For many people, when you ask them about their recollection of learning, it is rarely a positive experience. At best we may remember a subject that we loved and our enjoyment of that subject enriched our life.
Traditional learning is a blueprint that we are all familiar with, by association. Such as learning ‘about’ a subject at school, at university or in training programs often conjures up images of books and exams and a sense of labor.
For those who get the chance to research a subject and be in the ‘live’ end of learning, there is a different experience. But just absorbing what others have ‘arrived at’ is to experience someone else’s journey – and not one’s own.
Learning is of major importance in our evolution, as we are essentially ‘built to learn’ and we are inherently motivated to learn. We are equipped with a broad range of senses and faculties to aid us in this endeavor. In considering the importance of learning in our life –
- Everything that you know you have learned
- Everything that you can do you have learned
- Everything that you believe, your attitudes, your standards, your values – you have learned
- Your learning has lead to being largely responsible for who and what you are today.
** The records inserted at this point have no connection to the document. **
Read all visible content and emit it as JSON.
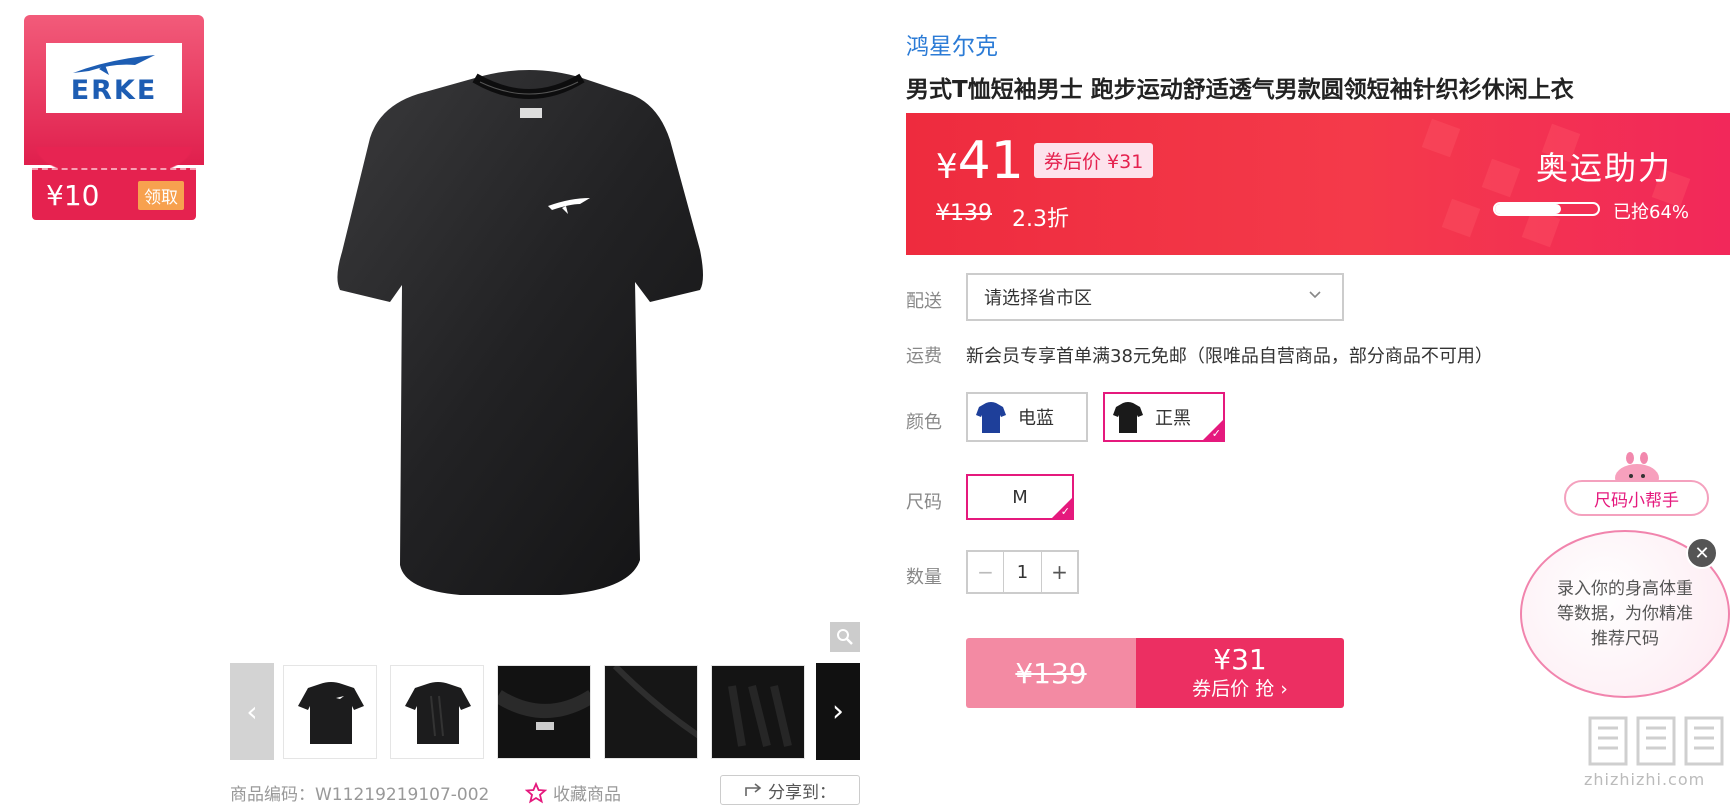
{
  "coupon": {
    "amount": "¥10",
    "claim_label": "领取",
    "logo_text": "ERKE"
  },
  "product": {
    "brand": "鸿星尔克",
    "title": "男式T恤短袖男士 跑步运动舒适透气男款圆领短袖针织衫休闲上衣",
    "sku_label": "商品编码：W11219219107-002",
    "favorite_label": "收藏商品",
    "share_label": "分享到："
  },
  "price": {
    "currency": "¥",
    "current": "41",
    "after_coupon_badge": "券后价 ¥31",
    "original": "¥139",
    "discount": "2.3折",
    "campaign": "奥运助力",
    "sold_percent": 64,
    "sold_text": "已抢64%"
  },
  "delivery": {
    "label": "配送",
    "placeholder": "请选择省市区"
  },
  "shipping": {
    "label": "运费",
    "text": "新会员专享首单满38元免邮（限唯品自营商品，部分商品不可用）"
  },
  "color": {
    "label": "颜色",
    "options": [
      {
        "name": "电蓝",
        "swatch": "#1e3f9a",
        "selected": false
      },
      {
        "name": "正黑",
        "swatch": "#1a1a1a",
        "selected": true
      }
    ]
  },
  "size": {
    "label": "尺码",
    "options": [
      {
        "name": "M",
        "selected": true
      }
    ]
  },
  "quantity": {
    "label": "数量",
    "value": "1",
    "minus": "−",
    "plus": "+"
  },
  "buy": {
    "original_price": "¥139",
    "coupon_price": "¥31",
    "coupon_label": "券后价 抢 ›"
  },
  "size_helper": {
    "title": "尺码小帮手",
    "message": "录入你的身高体重等数据，为你精准推荐尺码",
    "close": "✕"
  },
  "thumbs": {
    "prev": "‹",
    "next": "›"
  },
  "watermark": {
    "text": "zhizhizhi.com"
  },
  "colors": {
    "accent": "#e5197d",
    "price_red": "#ee2b3e",
    "brand_blue": "#2b7bd6"
  }
}
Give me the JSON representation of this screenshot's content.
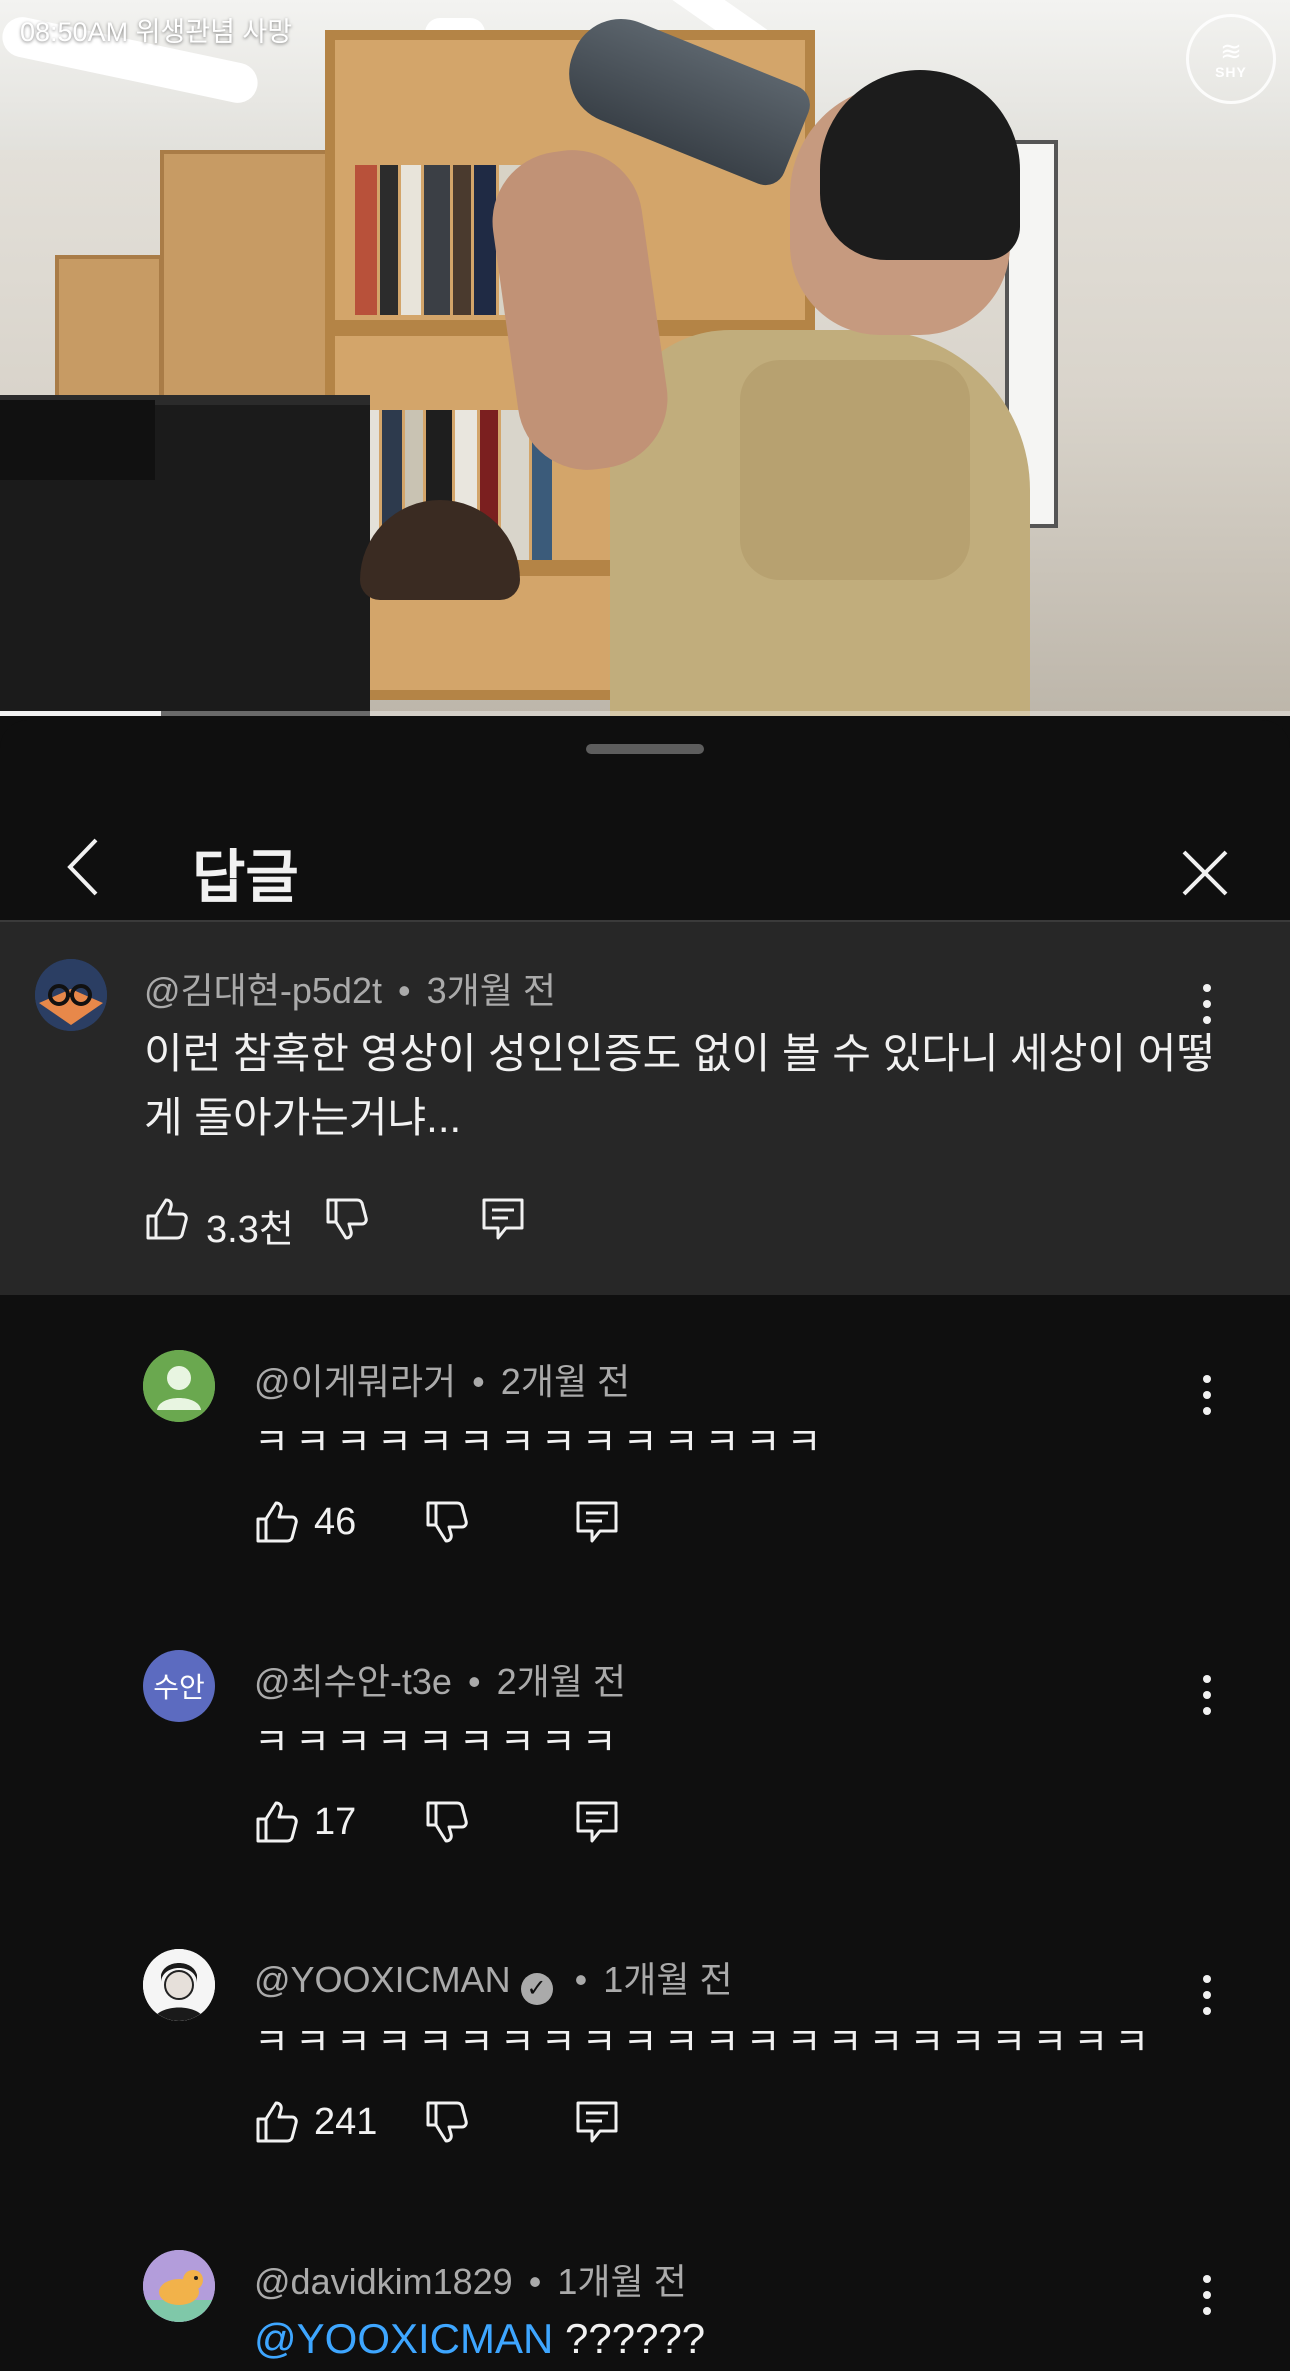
{
  "video": {
    "time_caption": "08:50AM 위생관념 사망",
    "logo_text": "SHY",
    "progress_percent": 12.5
  },
  "sheet": {
    "title": "답글"
  },
  "comments": [
    {
      "handle": "@김대현-p5d2t",
      "time": "3개월 전",
      "text": "이런 참혹한 영상이 성인인증도 없이 볼 수 있다니 세상이 어떻게 돌아가는거냐...",
      "likes": "3.3천",
      "avatar_color": "#e7884a"
    },
    {
      "handle": "@이게뭐라거",
      "time": "2개월 전",
      "text": "ㅋㅋㅋㅋㅋㅋㅋㅋㅋㅋㅋㅋㅋㅋ",
      "likes": "46",
      "avatar_color": "#6aa84f"
    },
    {
      "handle": "@최수안-t3e",
      "time": "2개월 전",
      "text": "ㅋㅋㅋㅋㅋㅋㅋㅋㅋ",
      "likes": "17",
      "avatar_text": "수안",
      "avatar_color": "#5c6bc0"
    },
    {
      "handle": "@YOOXICMAN",
      "time": "1개월 전",
      "text": "ㅋㅋㅋㅋㅋㅋㅋㅋㅋㅋㅋㅋㅋㅋㅋㅋㅋㅋㅋㅋㅋㅋ",
      "likes": "241",
      "avatar_color": "#f5f5f5"
    },
    {
      "handle": "@davidkim1829",
      "time": "1개월 전",
      "mention": "@YOOXICMAN",
      "text": "??????",
      "avatar_color": "#b39ddb"
    }
  ],
  "meta_separator": "•"
}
Learning is the process you use in order to acquire additional or new knowledge and to increase your knowledge base about skills, capabilities, beliefs and attitudes. You can’t undertake additional development without first acquiring the relevant ways and means of the associated skills, beliefs or attitudes.
However, although learning itself from experience is an instinctive ‘given’, the skill of ‘best quality learning’ is not a ‘given’, it has to learned and developed.
For instance –
- Have you ever had instruction in the best ways and means and methods of learning, and been provided with a chance for consciously developing ‘best quality learning’ as a capability in yourself?
- Have you ever been educated in how to learn and extract the wisdom from each and every opportunity and experience available?
- Do you know what is your personal ‘default’ learning type and preferred learning style is? And whether such habits are beneficial to or whether detractive from being a highly effective learner?
Top two tips to actively learn from experience and for consciously learning how to become a more effective learner –
- Overcome the obstacle of complacency – habits can be inhibitors to new learning, creating learning ‘blind-spots’ and complacency. To become a more effective learner, consciously decide that learning is the way forward and then consciously propel yourself to progress as a self-directed learner in a planned and urgent fashion. This self-decision will lead to maximising every learning opportunity and will overcome the hazard of staying within what has worked in the past.
- Exploit experiences as opportunities to learn – everything that happens can be used as an opportunity to learn. To become an effective ‘experiential’ learner; consciously stop after an experience and ask the question “what can I learn from this experience?” Then in pausing; firstly recall the experience, then reflect upon and analyse the experience to conclude one or two learning points that are self-improvements. Then try-out your new learned practise to determine how it actually works. In time and with practise, by pausing to learn “what can I learn from this experience”, you will be consciously exploiting many day-to-day experiences to gather wisdom rather than just focusing upon glaring mistakes that scream to be learned from. Plus you will be transforming unpromising situations (like waiting in traffic jams, exercising and other examples of ‘dead time’) into opportunities to learn.